BAB I
PENDAHULUAN
Bank
adalah sebuah lembaga intermediasi keuangan umumnya didirikan dengan kewenangan
untuk menerima simpanan uang, meminjamkan uang, dan menerbitkan promes atau
yang dikenal sebagai banknote. Sebuah bank dapat menghimpun dana dari
pihak yang memiliki kelebihan dana kedalam berbagai bentuk simpanan. Dari
kelebihan dana yang telah dihimpun tersebut bank menyalurkan kembali kedalam
bentuk pemberian kredit kepada pihak-pihak yang memerlukan dana sehingga bisa
memberikan manfaat bagi masing-masing pihak.
Menurut
Undang-undang No. 7 Tahun 1992 tentang perbankan sebagaimana diubah dengan
Undang-undang Perbankan No. 10 tahun 1998 dilihat dari segi fungsinya dalam
kategori bank umum konvensional terdapat beberapa jenis bank yaitu bank
pemerintah, bank swasta, bank swasta nasional nondevisa, bank pembangunan
daerah, bank campuran dan bank asing. Bank yang digunakan dalam penelitian ini
adalah Bank Pembagunan Daerah (BPD) yang ada di Indonesia terdiri dari 26 (dua
puluh enam) bank.
Kegiatan
usaha yang paling utama dari suatu bank adalah melakukan penghimpunan dan
penyaluran dana. Kegiatan penghimpunan dana berasal dari bank itu sendiri, dari
deposan/nasabah, pinjaman dari bank lain maupun Bank Indonesia, dan dari sumber
lainnya. Sedangkan, kegiatan penyaluran dana dapat dilakukan dalam berbagai
bentuk, misalnya penyaluran kredit, kegiatan investasi dalam bentuk aktiva
tetap dan inventaris. Kegiatan penghimpunan dana bank 1.1. Latar Belakang
sebagian besar bersumber dari
simpanan nasabah dalam bentuk simpanan giro, tabungan, dan deposito berjangka.

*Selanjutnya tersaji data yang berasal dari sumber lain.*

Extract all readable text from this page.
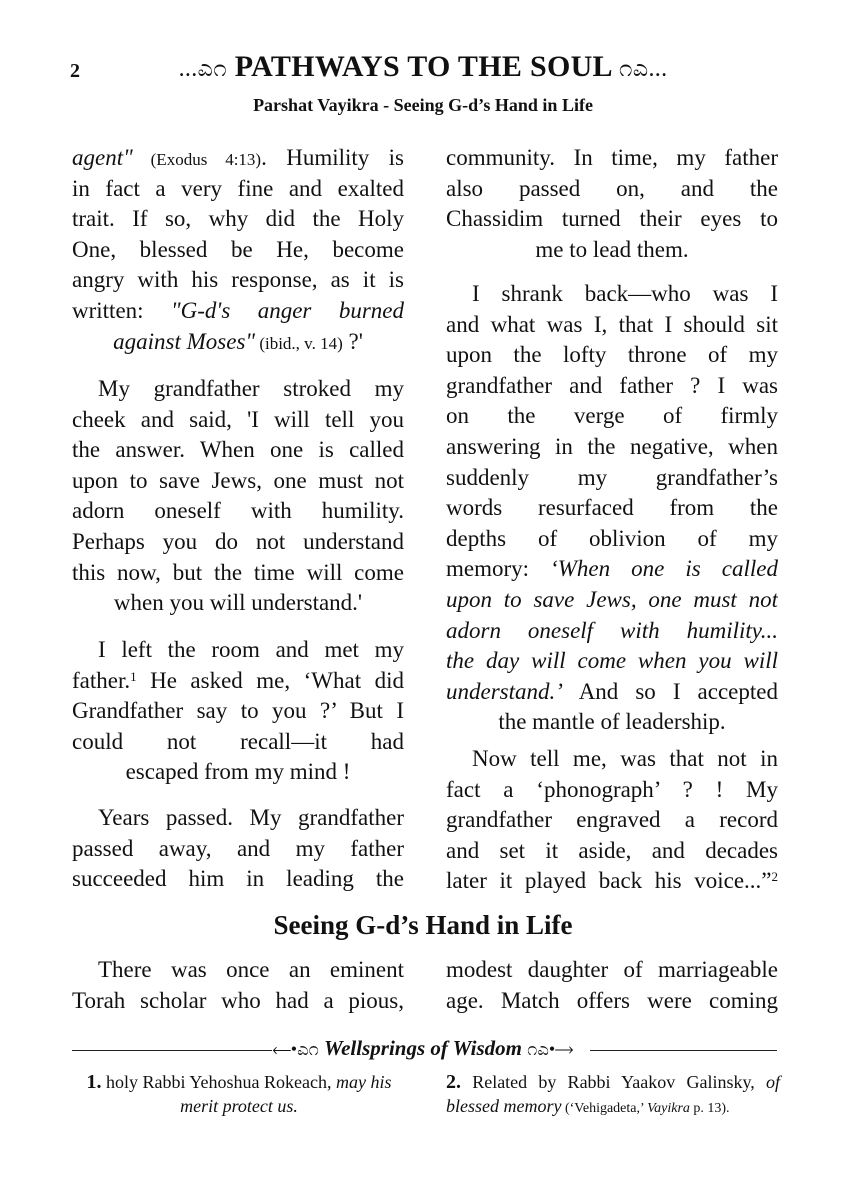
2	...ಎ೧ PATHWAYS TO THE SOUL ೧ಎ...
Parshat Vayikra - Seeing G-d’s Hand in Life
agent" (Exodus 4:13). Humility is
in fact a very fine and exalted
trait. If so, why did the Holy
One, blessed be He, become
angry with his response, as it is
written: "G-d's anger burned
against Moses" (ibid., v. 14) ?'
My grandfather stroked my
cheek and said, 'I will tell you
the answer. When one is called
upon to save Jews, one must not
adorn oneself with humility.
Perhaps you do not understand
this now, but the time will come
when you will understand.'
I left the room and met my
father.$^1$ He asked me, ‘What did
Grandfather say to you ?’ But I
could not recall—it had
escaped from my mind !
Years passed. My grandfather
passed away, and my father
succeeded him in leading the
community. In time, my father
also passed on, and the
Chassidim turned their eyes to
me to lead them.
I shrank back—who was I
and what was I, that I should sit
upon the lofty throne of my
grandfather and father ? I was
on the verge of firmly
answering in the negative, when
suddenly my grandfather’s
words resurfaced from the
depths of oblivion of my
memory: ‘When one is called
upon to save Jews, one must not
adorn oneself with humility...
the day will come when you will
understand.’ And so I accepted
the mantle of leadership.
Now tell me, was that not in
fact a ‘phonograph’ ? ! My
grandfather engraved a record
and set it aside, and decades
later it played back his voice...”$^2$
There was once an eminent
Torah scholar who had a pious,
modest daughter of marriageable
age. Match offers were coming
Seeing G-d’s Hand in Life
⟵•ಎ೧ Wellsprings of Wisdom ೧ಎ•⟶
1. holy Rabbi Yehoshua Rokeach, may his merit protect us.
2. Related by Rabbi Yaakov Galinsky, of blessed memory (‘Vehigadeta,’ Vayikra p. 13).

Simpanan nasabah ini sering disebut sebagai Dana Pihak Ketiga (DPK).
Menurut Surat Keputusan Direktur Bank Indonesia, untuk
menilai keuangan perbankan digunakan lima aspek penilaian bank yaitu Capital,
Asset, Management, Earning, Liquidity. Dimana Capital didasari
kepada Capital Adequacy Ratio (CAR), aspek Assets meliputi Return
on Asets (ROA) dan Non Performing Loan (NPL), aspek Earnings meliputi
Net Interest Margin (NIM) dan Beban Operasional terhadap Pendapatan
Operasional (BOPO), sedangkan aspek Liquidity meliputi Loan to
Deposit Ratio (LDR) dan Giro Wajib Minimum (GWM).

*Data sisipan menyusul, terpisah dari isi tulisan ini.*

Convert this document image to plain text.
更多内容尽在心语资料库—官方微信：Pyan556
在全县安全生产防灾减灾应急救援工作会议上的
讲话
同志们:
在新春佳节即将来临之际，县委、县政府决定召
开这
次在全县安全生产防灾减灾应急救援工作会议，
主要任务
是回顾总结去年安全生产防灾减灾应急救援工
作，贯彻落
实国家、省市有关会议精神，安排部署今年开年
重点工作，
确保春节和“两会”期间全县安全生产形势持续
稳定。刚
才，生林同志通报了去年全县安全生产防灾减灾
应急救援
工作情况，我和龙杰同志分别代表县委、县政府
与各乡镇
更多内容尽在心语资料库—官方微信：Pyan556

Hubungan antara DPK dan kredit ditunjukkan oleh Loan to
Deposit Ratio (LDR). Loan to Deposit Ratio adalah rasio yang
mengukur perbandingan jumlah kredit yang diberikan bank dengan dana yang
diterima oleh bank, yang menggambarkan kemampuan bank dalam membayar kembali
penarikan dana yang dilakukan deposan dengan mengandalkan kredit yang diberikan
sebagai sumber likuiditasnya (Rivai, et al, 2007:394). Semakin tinggi
rasio memberikan gambaran bahwa rendahnya kemampuan likuiditas bank yang
bersangkutan. LDR juga dapat menjadi indikator utama dalam menilai fungsi
intermediasi perbankan. Semakin tinggi penyaluran kredit menggunakan DPK, maka
fungsi intermediasi perbankan berjalan dengan sangat baik. Sebaliknya,
rendahnya penyaluran kredit menggunakan DPK menunjukkan fungsi intermediasi
tidak berjalan dengan lancar. Penyebabnya rendahnya LDR ialah karena DPK tidak
disalurkan kembali
kepada masyarakat, melainkan
digunakan untuk kepentingan lain seperti membeli Inventaris dan lain-lain.

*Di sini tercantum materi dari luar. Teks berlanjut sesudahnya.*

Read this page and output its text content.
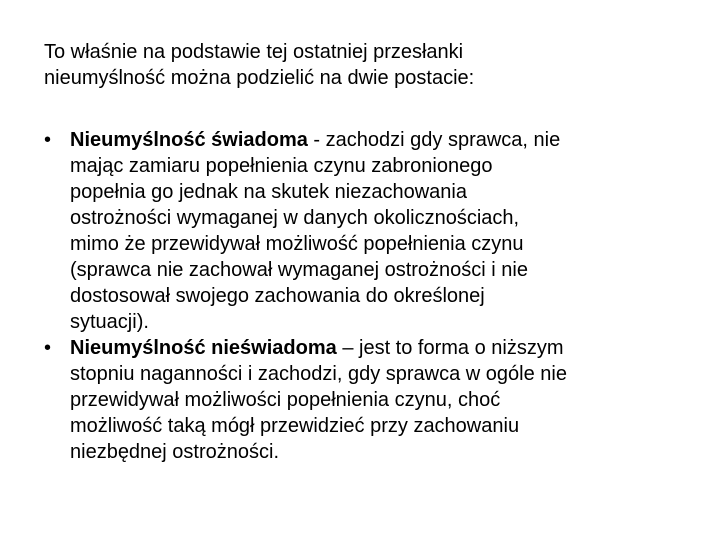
To właśnie na podstawie tej ostatniej przesłanki
nieumyślność można podzielić na dwie postacie:

• Nieumyślność świadoma - zachodzi gdy sprawca, nie
mając zamiaru popełnienia czynu zabronionego
popełnia go jednak na skutek niezachowania
ostrożności wymaganej w danych okolicznościach,
mimo że przewidywał możliwość popełnienia czynu
(sprawca nie zachował wymaganej ostrożności i nie
dostosował swojego zachowania do określonej
sytuacji).
• Nieumyślność nieświadoma – jest to forma o niższym
stopniu naganności i zachodzi, gdy sprawca w ogóle nie
przewidywał możliwości popełnienia czynu, choć
możliwość taką mógł przewidzieć przy zachowaniu
niezbędnej ostrożności.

Begitu besarnya nilai kredit yang keluar dari sistem perbankan di satu sisi
akan semakin meningkatnya jumlah DPK yang masuk ke perbankan, maka upaya
ekspansi kredit yang dilakukan perbankan ialah dengan mengangkat angka LDR
secara signifikan.
Jumlah kredit yang diberikan sebagai alat indikator yang
dapat mempengaruhi Loan to Deposit Ratio (LDR), semakin banyak jumlah
kredit yang diberikan semakin tinggi pula LDR, dan sebaliknya. Hal ini
menunjukkan bahwa saat jumlah kredit yang diberikan dan LDR tinggi maka laba
yang diperoleh bank melalui pendapatan bunga pun akan tinggi.
Tingkat Loan to Deposit Ratio (LDR) menunjukkan
seberapa likuid suatu bank. Dalam keadaan illikuid (tidak likuid), bank
akan kesulitan untuk memenuhi kewajiban-kewajiban jangka pendeknya, seperti
adanya penarikan tiba-tiba oleh nasabah terhadap simpanannya. Sebaliknya,
semakin rendah tingkat LDR semakin likuid suatu bank. Keadaan bank yang semakin
likuid menunjukkan banyaknya dana menganggur (idle fund) yang dapat
memperkecil kesempatan bank untuk memperoleh penerimaan yang lebih besar
Tingkat Loan to Deposit Ratio (LDR) suatu bank haruslah
dijaga agar tidak menjadi terlalu rendah ataupun terlalu tinggi. Untuk itu,
diperlukan suatu standar mengenai tingkat LDR. Bank Indonesia selaku otoritas
moneter menetapkan batas LDR berada pada tingkat 85%-100% dalam Surat Edaran
Bank Indonesia No. 26/5/BPPP tanggal 29 Mei 1993. Namun, per tanggal 1 Maret
2011, BI akan memperlakukan peraturan
Bank Indonesia No. 12/19/PBI/2010 yang berisi ketentuan standar LDR pada
tingkat 78%-100%.
Sanksi bagi bank di Indonesia yang tingkat LDR berada di luar
kisaran 78-100%, maka BI akan mengenakan denda sebesar 0,1% dari jumlah
simpanan nasabah di bank bersangkutan untuk tiap 1% kekurangan LDR yang dialami
bank. Sementara bank yang memiliki tingkat LDR diatas 100% akan diminta oleh BI
untuk menambah setoran Giro Wajib Minimum (GWM) primer sebesar 0,2%. Dari
jumlah simpanan nasabah di bank bersangkutan untuk tiap 1% nilai kelebihan LDR
yang dialami bank, dimana penambahan dana GWM primer tidak diberikan bunga.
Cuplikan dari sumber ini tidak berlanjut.